Wiele lat temu moja ciotka i jej syn Petro przestali ze sobą rozmawiać. Pamiętam, jak spacerowaliśmy z nią w parku nad jeziorem, kiedy nagle spotkaliśmy Petro i jego rodzinę. On jawnie ją ignorował…
To wyobcowanie zaczęło się od pozornie nieistotnej kwestii. Moja ciotka, Albina, samotnie wychowywała Petro po tym, jak jego ojciec opuścił ich, gdy dowiedział się, że jest w ciąży. Poświęcając własne potrzeby, moja ciotka pracowała niestrudzenie, aby wychować go tak, aby jego życie było takie samo jak jego rówieśników. Petro dorósł,
ukończył uniwersytet i dzięki znajomościom ciotki dostał dobrze płatną pracę. Wkrótce założył własną rodzinę, przeprowadził się do własnego mieszkania i stopniowo znikał z życia Albiny. Punkt zwrotny nastąpił, gdy jej ciotka zachorowała i poprosiła syna o pomoc finansową, na co ten chłodno odmówił, zarzucając jej, że chce tylko jego pieniędzy.

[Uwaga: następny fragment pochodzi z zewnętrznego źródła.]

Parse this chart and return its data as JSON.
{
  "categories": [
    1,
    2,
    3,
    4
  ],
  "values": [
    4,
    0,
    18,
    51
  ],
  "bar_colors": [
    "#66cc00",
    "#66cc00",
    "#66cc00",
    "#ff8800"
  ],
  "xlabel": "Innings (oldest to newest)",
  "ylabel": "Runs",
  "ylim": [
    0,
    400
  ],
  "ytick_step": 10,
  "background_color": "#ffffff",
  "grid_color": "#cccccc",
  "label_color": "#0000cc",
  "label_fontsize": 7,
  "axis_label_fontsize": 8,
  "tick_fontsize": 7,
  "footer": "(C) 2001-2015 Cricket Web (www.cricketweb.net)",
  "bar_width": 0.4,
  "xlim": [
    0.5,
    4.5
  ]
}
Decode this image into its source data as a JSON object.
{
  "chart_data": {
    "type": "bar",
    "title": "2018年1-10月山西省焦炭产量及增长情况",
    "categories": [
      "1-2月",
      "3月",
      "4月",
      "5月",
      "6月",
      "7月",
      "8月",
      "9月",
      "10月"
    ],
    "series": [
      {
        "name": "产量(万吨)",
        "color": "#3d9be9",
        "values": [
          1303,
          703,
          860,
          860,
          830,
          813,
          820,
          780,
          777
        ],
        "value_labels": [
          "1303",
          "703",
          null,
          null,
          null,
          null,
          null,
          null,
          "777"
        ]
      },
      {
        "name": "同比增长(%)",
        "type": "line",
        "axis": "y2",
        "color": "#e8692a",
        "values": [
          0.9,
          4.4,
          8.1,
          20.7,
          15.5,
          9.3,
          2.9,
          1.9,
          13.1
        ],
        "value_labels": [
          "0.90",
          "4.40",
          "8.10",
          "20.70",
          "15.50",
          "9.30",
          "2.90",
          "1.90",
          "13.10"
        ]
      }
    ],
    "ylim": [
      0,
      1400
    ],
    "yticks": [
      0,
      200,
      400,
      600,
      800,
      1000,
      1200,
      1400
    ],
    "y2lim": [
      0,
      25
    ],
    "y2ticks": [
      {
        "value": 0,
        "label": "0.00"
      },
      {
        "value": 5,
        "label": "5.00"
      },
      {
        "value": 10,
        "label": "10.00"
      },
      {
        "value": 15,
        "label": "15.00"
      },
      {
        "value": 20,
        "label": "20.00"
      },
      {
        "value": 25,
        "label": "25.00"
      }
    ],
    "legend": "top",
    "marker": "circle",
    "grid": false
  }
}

Nie potrafił zrozumieć trudnej sytuacji, w jakiej znalazła się jego matka. Wszyscy krewni zjednoczyli się, aby pomóc Albinie wyzdrowieć, a ona nalegała na zwrot pieniędzy, chociaż nigdy o to nie prosiliśmy. Zawsze wierzyłem, że rodzina powinna wspierać się nawzajem w potrzebie. Pomimo wyobcowania,Petro odwiedza nas od czasu do czasu, chwali się swoim życiem i podróżami, ale nigdy nie pyta o matkę. Razem z rodzicami próbowaliśmy namówić go do kontaktu z nią, ale bezskutecznie. Albina tęskni za synem i nie żywi do niego urazy.
Raz próbowała się do niego dodzwonić z innego numeru, ale natychmiast się rozłączył, gdy usłyszał jej głos. W takich momentach po prostu gubię się w słowach i myślach, nie mogąc pojąć działań Petro, które wydają się wynikać z czystej niewdzięczności.